Recurrent Spatial Transformer Networks
This work addresses the problem of improving accuracy in sequential image classification for computer vision applications, but it is incremental as it builds on existing spatial transformer and recurrent network components.
The paper tackled digit classification in cluttered MNIST sequences by integrating spatial transformer networks into recurrent neural networks, achieving a single digit error of 1.5%, which is lower than convolutional networks (2.9%) and convolutional networks with SPN layers (2.0%).

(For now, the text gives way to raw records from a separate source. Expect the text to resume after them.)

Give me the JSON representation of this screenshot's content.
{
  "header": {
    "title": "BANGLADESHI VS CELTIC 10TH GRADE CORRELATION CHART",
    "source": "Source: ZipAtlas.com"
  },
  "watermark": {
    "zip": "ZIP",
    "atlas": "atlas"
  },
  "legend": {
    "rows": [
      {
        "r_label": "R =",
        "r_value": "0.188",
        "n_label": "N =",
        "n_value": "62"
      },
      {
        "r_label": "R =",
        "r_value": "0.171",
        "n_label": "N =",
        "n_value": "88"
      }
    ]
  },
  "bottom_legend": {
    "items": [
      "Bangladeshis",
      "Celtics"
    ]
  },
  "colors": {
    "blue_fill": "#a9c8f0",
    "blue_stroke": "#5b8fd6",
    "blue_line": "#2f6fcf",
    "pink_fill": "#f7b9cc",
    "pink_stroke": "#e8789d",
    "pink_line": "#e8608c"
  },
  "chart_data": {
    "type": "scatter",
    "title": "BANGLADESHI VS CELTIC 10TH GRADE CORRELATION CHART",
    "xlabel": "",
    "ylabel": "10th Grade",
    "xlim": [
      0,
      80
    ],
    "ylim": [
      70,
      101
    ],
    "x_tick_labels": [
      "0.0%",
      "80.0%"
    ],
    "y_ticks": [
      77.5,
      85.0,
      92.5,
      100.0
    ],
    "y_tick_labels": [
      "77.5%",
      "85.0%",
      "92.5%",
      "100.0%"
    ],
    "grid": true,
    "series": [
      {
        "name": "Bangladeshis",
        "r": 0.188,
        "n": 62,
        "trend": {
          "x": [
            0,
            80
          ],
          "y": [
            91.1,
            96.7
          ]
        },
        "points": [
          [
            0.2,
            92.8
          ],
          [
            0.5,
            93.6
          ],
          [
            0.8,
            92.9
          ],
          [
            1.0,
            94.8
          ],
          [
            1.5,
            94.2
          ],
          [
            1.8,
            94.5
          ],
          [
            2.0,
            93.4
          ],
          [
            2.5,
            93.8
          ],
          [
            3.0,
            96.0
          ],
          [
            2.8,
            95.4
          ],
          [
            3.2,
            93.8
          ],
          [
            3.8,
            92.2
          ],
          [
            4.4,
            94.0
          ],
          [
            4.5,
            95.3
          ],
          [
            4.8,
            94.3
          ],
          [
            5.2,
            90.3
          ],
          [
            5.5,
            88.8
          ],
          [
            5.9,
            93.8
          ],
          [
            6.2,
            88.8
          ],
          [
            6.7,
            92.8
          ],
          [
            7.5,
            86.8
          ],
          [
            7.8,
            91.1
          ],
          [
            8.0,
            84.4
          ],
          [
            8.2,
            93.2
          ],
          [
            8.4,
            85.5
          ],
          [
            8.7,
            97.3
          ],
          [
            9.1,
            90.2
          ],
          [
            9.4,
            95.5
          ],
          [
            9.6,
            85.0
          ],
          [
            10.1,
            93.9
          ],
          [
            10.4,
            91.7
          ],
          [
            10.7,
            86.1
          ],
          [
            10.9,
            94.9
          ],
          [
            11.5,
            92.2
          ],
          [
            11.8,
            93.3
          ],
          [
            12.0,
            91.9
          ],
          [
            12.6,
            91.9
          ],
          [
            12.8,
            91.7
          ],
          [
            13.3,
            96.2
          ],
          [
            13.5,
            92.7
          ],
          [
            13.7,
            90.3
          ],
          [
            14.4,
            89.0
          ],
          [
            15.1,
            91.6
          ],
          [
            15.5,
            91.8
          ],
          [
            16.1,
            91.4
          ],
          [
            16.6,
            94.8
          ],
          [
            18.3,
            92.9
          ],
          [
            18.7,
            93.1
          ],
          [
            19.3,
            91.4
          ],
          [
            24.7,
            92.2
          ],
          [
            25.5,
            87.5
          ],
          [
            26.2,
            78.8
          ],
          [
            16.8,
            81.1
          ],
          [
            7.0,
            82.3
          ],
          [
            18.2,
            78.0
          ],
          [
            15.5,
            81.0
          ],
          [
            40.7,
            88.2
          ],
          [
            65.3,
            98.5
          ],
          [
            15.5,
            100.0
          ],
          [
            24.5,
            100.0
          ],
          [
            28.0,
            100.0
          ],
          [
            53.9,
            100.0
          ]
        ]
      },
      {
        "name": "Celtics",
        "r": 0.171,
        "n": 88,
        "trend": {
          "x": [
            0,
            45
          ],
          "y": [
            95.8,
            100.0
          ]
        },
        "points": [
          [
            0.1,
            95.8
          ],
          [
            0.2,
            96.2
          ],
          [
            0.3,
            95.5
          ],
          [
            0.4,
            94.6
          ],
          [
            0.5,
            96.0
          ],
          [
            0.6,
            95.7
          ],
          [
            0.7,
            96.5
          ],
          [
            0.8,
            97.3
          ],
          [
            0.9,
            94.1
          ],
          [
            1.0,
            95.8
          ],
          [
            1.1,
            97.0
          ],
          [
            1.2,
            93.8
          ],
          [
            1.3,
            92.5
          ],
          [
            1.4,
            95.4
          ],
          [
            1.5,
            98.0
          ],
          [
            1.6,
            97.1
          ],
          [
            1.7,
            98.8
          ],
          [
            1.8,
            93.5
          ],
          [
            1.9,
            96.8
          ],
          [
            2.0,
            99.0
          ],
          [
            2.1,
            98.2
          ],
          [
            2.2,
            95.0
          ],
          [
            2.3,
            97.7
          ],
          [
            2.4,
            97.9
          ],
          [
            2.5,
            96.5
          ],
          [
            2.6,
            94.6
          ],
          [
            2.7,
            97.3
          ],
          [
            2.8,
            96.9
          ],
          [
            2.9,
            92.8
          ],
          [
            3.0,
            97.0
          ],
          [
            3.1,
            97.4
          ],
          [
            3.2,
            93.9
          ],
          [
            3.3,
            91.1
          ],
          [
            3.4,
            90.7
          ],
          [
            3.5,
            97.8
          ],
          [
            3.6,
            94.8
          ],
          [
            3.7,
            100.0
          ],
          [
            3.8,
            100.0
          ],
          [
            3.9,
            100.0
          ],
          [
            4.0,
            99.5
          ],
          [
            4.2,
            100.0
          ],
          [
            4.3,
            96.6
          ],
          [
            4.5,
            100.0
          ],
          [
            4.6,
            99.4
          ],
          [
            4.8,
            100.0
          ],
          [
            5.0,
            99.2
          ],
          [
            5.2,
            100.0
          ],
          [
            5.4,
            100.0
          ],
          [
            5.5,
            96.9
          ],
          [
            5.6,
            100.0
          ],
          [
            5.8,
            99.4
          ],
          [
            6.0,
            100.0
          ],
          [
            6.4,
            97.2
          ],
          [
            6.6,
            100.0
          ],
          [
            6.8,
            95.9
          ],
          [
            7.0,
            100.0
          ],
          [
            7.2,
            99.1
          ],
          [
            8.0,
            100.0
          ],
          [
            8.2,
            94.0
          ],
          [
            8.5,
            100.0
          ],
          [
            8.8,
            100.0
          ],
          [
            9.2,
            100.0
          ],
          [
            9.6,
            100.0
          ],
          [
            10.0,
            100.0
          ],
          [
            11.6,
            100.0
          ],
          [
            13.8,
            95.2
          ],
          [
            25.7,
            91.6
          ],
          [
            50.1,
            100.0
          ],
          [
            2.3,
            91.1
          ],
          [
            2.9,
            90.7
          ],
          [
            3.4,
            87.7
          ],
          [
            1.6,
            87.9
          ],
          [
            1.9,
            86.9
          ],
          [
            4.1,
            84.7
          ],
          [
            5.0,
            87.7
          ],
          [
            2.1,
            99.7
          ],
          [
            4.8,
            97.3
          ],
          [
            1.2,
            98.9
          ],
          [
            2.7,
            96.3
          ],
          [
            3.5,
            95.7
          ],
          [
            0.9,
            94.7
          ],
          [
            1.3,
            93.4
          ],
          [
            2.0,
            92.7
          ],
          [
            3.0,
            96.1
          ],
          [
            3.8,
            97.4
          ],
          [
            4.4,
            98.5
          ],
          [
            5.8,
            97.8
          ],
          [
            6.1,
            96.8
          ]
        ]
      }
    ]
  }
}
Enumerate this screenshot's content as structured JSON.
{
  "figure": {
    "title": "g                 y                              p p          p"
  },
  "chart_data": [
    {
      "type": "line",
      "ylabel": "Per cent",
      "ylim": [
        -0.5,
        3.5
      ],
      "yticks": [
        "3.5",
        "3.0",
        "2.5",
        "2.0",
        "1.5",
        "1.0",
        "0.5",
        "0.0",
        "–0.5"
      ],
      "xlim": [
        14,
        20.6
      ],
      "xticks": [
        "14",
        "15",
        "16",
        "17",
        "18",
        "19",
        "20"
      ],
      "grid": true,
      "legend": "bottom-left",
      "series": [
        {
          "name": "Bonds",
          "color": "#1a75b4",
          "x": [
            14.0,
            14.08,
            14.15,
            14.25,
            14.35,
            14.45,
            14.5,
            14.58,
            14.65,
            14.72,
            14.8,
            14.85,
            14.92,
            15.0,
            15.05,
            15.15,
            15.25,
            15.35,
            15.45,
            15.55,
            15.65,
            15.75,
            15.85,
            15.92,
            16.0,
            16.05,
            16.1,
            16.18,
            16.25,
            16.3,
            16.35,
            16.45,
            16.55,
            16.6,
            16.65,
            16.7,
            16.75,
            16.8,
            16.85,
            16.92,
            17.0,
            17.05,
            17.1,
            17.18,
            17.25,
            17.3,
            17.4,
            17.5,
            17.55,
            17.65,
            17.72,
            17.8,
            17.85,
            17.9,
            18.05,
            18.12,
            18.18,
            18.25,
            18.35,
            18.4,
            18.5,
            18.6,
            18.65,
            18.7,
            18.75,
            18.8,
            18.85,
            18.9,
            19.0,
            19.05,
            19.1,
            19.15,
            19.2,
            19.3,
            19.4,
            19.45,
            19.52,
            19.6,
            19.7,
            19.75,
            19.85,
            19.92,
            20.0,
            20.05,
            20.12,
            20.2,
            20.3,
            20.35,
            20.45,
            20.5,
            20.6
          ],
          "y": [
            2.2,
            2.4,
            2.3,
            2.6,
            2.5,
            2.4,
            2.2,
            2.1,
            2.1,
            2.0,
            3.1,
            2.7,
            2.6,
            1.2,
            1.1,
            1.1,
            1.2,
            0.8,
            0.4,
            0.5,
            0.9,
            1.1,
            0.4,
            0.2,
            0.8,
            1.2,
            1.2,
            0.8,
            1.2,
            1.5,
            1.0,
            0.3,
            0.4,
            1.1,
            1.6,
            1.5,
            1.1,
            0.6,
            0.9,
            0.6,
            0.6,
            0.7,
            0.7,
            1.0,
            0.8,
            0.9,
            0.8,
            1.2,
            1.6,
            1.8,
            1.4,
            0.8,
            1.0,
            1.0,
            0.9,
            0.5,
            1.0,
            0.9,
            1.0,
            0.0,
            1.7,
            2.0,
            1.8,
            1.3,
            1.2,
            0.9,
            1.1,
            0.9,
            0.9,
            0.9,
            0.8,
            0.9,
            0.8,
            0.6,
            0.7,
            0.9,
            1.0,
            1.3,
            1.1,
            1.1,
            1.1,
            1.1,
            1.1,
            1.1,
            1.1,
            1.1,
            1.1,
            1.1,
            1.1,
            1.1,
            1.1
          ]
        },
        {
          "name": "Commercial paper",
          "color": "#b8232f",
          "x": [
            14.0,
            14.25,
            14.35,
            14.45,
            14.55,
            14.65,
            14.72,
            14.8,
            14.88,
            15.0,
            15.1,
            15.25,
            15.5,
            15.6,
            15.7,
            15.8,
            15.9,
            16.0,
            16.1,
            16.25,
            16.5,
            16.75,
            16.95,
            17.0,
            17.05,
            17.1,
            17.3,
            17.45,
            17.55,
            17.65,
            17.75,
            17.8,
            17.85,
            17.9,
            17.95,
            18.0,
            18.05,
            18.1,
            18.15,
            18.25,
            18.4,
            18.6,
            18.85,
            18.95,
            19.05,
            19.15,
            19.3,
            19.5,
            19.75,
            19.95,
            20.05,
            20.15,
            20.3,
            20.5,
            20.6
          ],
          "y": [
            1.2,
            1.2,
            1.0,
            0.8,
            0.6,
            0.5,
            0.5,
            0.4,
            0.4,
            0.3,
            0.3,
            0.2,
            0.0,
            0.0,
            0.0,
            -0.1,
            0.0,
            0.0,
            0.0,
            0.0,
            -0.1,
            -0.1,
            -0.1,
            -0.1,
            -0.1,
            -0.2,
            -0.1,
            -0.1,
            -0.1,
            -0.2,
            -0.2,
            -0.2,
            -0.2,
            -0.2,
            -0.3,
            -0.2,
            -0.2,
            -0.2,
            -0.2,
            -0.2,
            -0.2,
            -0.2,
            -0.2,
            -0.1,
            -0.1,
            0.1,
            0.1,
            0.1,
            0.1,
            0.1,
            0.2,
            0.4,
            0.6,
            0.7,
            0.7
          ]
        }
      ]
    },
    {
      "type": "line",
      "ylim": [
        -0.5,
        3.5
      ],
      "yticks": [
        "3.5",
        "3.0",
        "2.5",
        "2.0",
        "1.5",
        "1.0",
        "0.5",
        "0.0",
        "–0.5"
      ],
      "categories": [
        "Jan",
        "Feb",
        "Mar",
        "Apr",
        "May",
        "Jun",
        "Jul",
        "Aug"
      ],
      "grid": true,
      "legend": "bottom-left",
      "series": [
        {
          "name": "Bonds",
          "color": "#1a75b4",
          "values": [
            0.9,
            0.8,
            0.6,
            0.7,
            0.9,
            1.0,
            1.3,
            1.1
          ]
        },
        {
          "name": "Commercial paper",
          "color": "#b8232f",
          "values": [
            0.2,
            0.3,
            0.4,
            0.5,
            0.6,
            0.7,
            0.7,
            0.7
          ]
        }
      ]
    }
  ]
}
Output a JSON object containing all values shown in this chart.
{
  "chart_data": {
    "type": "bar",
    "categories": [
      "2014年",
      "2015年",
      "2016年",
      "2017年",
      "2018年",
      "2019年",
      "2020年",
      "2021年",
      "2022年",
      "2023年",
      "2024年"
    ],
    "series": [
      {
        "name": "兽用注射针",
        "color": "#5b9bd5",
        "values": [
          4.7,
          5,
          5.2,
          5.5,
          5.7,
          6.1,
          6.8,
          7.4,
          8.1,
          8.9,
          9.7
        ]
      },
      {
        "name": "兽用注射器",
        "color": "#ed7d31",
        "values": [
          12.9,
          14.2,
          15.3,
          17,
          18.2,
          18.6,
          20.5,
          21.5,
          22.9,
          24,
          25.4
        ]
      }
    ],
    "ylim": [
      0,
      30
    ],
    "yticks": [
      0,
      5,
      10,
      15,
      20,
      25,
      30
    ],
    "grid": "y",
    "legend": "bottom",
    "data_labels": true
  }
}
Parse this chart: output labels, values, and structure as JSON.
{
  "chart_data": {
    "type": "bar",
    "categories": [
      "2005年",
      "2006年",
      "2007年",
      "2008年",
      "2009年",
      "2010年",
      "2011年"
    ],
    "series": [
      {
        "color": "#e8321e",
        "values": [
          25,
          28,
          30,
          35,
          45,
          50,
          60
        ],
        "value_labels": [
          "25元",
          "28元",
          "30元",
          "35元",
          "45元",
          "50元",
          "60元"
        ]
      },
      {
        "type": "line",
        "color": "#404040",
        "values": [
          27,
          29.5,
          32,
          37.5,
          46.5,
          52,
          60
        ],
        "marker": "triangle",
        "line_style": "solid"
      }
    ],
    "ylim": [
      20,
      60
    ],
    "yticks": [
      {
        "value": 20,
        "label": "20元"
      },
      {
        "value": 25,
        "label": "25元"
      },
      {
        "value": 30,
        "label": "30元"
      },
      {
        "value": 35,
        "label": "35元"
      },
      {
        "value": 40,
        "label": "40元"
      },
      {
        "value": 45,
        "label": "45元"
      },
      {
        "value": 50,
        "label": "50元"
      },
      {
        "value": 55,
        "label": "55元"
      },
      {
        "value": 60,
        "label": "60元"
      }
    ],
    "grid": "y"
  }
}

We integrate the recently proposed spatial transformer network (SPN) [Jaderberg et. al 2015] into a recurrent neural network (RNN) to form an RNN-SPN model. We use the RNN-SPN to classify digits in cluttered MNIST sequences. The proposed model achieves a single digit error of 1.5% compared to 2.9% for a convolutional networks and 2.0% for convolutional networks with SPN layers. The SPN outputs a zoomed, rotated and skewed version of the input image. We investigate different down-sampling factors (ratio of pixel in input and output) for the SPN and show that the RNN-SPN model is able to down-sample the input images without deteriorating performance. The down-sampling in RNN-SPN can be thought of as adaptive down-sampling that minimizes the information loss in the regions of interest. We attribute the superior performance of the RNN-SPN to the fact that it can attend to a sequence of regions of interest.